Gli anni fra il 1935 ed il 1961 vedono la strutturazione su base nazionale dei servizi antincendi e, con la legge 469 del 1961, l’attribuzione al Ministero dell’Interno dei servizi tecnici per la incolumità delle persone e la preservazione dei beni e dei servizi per l’addestramento e l’impiego delle unità preposte alla protezione della popolazione civile. Si segna in questa maniera il passaggio da un Ministero “tecnico” ad un Ministero “politico”.

Intanto le calamità che si abbattevano sul paese, dall’alluvione del Polesine alla catastrofe del Vajont, e forse anche la visibilità che le conseguenze per le popolazione acquistavano grazie al diffondersi delle comunicazioni di massa (telegiornali, cinegiornali, riviste) sottolineavano l’esigenza di disporre di strutture e mezzi per il soccorso e, soprattutto, di organi unitari.

In mancanza di una disposizione univoca e formale si ricorse al solito ineffabile “coordinamento”, che, attuato fra enti che nemmeno si parlavano in condizioni di normalità, possiamo immaginare quali risultati potesse dare.

Solo nel dicembre del 1970 viene varata la legge 996 “Norme sul soccorso e l’assistenza alle popolazioni colpite da calamità – Protezione Civile”, ma necessita, per diventare operativa, del regolamento di attuazione (D.P.R. 66/81). che viene decretato solo dopo undici anni e la famosa “sfuriata” del Presidente Pertini in visita sui luoghi colpiti dal terremoto dell’Irpinia (1980).

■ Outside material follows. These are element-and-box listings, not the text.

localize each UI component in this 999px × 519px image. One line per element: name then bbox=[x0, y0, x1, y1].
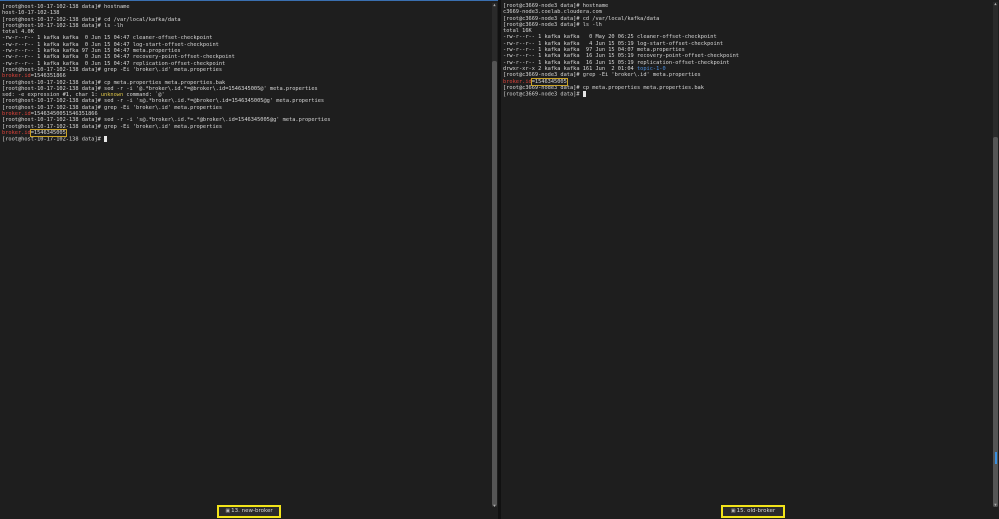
tab-new-broker[interactable]: ▣13. new-broker bbox=[217, 505, 281, 518]
right-tab-bar: ▣15. old-broker bbox=[501, 505, 999, 519]
terminal-text: unknown bbox=[100, 92, 124, 99]
terminal-text: [root@c3669-node3 data]# cp meta.propert… bbox=[503, 84, 704, 91]
terminal-text: broker.id bbox=[2, 111, 31, 118]
terminal-text: broker.id bbox=[2, 129, 31, 136]
terminal-text: =15463450051546351866 bbox=[30, 111, 98, 118]
left-tab-bar: ▣13. new-broker bbox=[0, 505, 498, 519]
terminal-text: host-10-17-102-138 bbox=[2, 10, 60, 17]
terminal-text: [root@host-10-17-102-138 data]# grep -Ei… bbox=[2, 123, 223, 130]
terminal-line: [root@c3669-node3 data]# bbox=[503, 91, 989, 98]
terminal-text: [root@host-10-17-102-138 data]# sed -r -… bbox=[2, 117, 331, 124]
terminal-text: command: `@' bbox=[123, 92, 165, 99]
terminal-text: total 16K bbox=[503, 28, 532, 35]
terminal-text: -rw-r--r-- 1 kafka kafka 0 Jun 15 04:47 … bbox=[2, 60, 226, 67]
terminal-text: drwxr-xr-x 2 kafka kafka 161 Jun 2 01:04 bbox=[503, 65, 637, 72]
left-scrollbar[interactable]: ▲ ▼ bbox=[492, 3, 497, 508]
scroll-position-marker bbox=[995, 452, 997, 464]
terminal-text: =1546351866 bbox=[30, 73, 66, 80]
terminal-text: [root@c3669-node3 data]# cd /var/local/k… bbox=[503, 15, 660, 22]
terminal-text: broker.id bbox=[503, 78, 532, 85]
terminal-text: [root@host-10-17-102-138 data]# cd /var/… bbox=[2, 16, 181, 23]
left-scroll-thumb[interactable] bbox=[492, 61, 497, 506]
terminal-text: -rw-r--r-- 1 kafka kafka 0 Jun 15 04:47 … bbox=[2, 41, 219, 48]
terminal-text: [root@host-10-17-102-138 data]# hostname bbox=[2, 4, 130, 10]
terminal-text: [root@host-10-17-102-138 data]# sed -r -… bbox=[2, 85, 318, 92]
cursor bbox=[582, 91, 586, 97]
terminal-text: =1546345005 bbox=[29, 128, 67, 137]
left-terminal-pane[interactable]: [root@host-10-17-102-138 data]# hostname… bbox=[0, 0, 498, 519]
scroll-up-arrow-icon[interactable]: ▲ bbox=[492, 3, 497, 7]
terminal-line: [root@host-10-17-102-138 data]# bbox=[2, 136, 488, 143]
right-terminal-pane[interactable]: [root@c3669-node3 data]# hostname c3669-n… bbox=[501, 0, 999, 519]
terminal-text: [root@c3669-node3 data]# bbox=[503, 91, 583, 98]
terminal-icon: ▣ bbox=[225, 508, 231, 514]
terminal-text: -rw-r--r-- 1 kafka kafka 16 Jun 15 05:19… bbox=[503, 59, 730, 66]
tab-label: 15. old-broker bbox=[736, 508, 776, 514]
terminal-text: -rw-r--r-- 1 kafka kafka 97 Jun 15 04:07… bbox=[503, 47, 685, 54]
tab-old-broker[interactable]: ▣15. old-broker bbox=[721, 505, 785, 518]
terminal-text: -rw-r--r-- 1 kafka kafka 4 Jun 15 05:19 … bbox=[503, 40, 724, 47]
terminal-text: sed: -e expression #1, char 1: bbox=[2, 92, 101, 99]
cursor bbox=[104, 136, 108, 142]
terminal-text: [root@c3669-node3 data]# grep -Ei 'broke… bbox=[503, 72, 701, 79]
terminal-text: [root@host-10-17-102-138 data]# cp meta.… bbox=[2, 79, 226, 86]
terminal-text: -rw-r--r-- 1 kafka kafka 16 Jun 15 05:19… bbox=[503, 53, 739, 60]
terminal-text: [root@host-10-17-102-138 data]# bbox=[2, 136, 105, 143]
terminal-text: total 4.0K bbox=[2, 29, 34, 36]
terminal-text: -rw-r--r-- 1 kafka kafka 0 Jun 15 04:47 … bbox=[2, 54, 235, 61]
tab-label: 13. new-broker bbox=[231, 508, 273, 514]
terminal-text: [root@host-10-17-102-138 data]# ls -lh bbox=[2, 22, 124, 29]
left-terminal-output[interactable]: [root@host-10-17-102-138 data]# hostname… bbox=[2, 4, 488, 143]
terminal-text: -rw-r--r-- 1 kafka kafka 0 Jun 15 04:47 … bbox=[2, 35, 213, 42]
right-scrollbar[interactable]: ▲ ▼ bbox=[993, 2, 998, 507]
terminal-text: [root@c3669-node3 data]# ls -lh bbox=[503, 21, 602, 28]
terminal-text: broker.id bbox=[2, 73, 31, 80]
terminal-text: -rw-r--r-- 1 kafka kafka 97 Jun 15 04:47… bbox=[2, 48, 181, 55]
terminal-text: -rw-r--r-- 1 kafka kafka 0 May 20 06:25 … bbox=[503, 34, 717, 41]
terminal-icon: ▣ bbox=[730, 508, 736, 514]
scroll-up-arrow-icon[interactable]: ▲ bbox=[993, 2, 998, 6]
terminal-text: [root@host-10-17-102-138 data]# grep -Ei… bbox=[2, 66, 223, 73]
terminal-text: =1546345005 bbox=[530, 77, 568, 86]
right-terminal-output[interactable]: [root@c3669-node3 data]# hostname c3669-n… bbox=[503, 3, 989, 98]
terminal-text: [root@c3669-node3 data]# hostname bbox=[503, 3, 609, 9]
terminal-text: c3669-node3.coelab.cloudera.com bbox=[503, 9, 602, 16]
terminal-text: topic-1-0 bbox=[636, 65, 666, 72]
terminal-text: [root@host-10-17-102-138 data]# sed -r -… bbox=[2, 98, 325, 105]
terminal-text: [root@host-10-17-102-138 data]# grep -Ei… bbox=[2, 104, 223, 111]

Gli undici anni non erano trascorsi invano: infatti il regolamento di attuazione contraddice profondamente la legge aumentando ulteriormente la confusione e le difficoltà. Solo per fare un esempio macroscopico la legge 996/70 prevedeva un importante intervento delle Regioni (che nascevano allora) sia per la pianificazione che per la gestione dell’emergenza, mentre il regolamento affida questi compiti fondamentali alle Prefetture, ed al Commissario di Governo il coordinamento dei piani provinciali di Protezione Civile. Inoltre nel frattempo nasce presso la Presidenza del Consiglio dei Ministri il Dipartimento Nazionale della Protezione Civile che si sovrappone ( senza sopprimerla) alla Direzione Generale della Protezione Civile e dei Servizi Antincendi del Ministero dell’Interno.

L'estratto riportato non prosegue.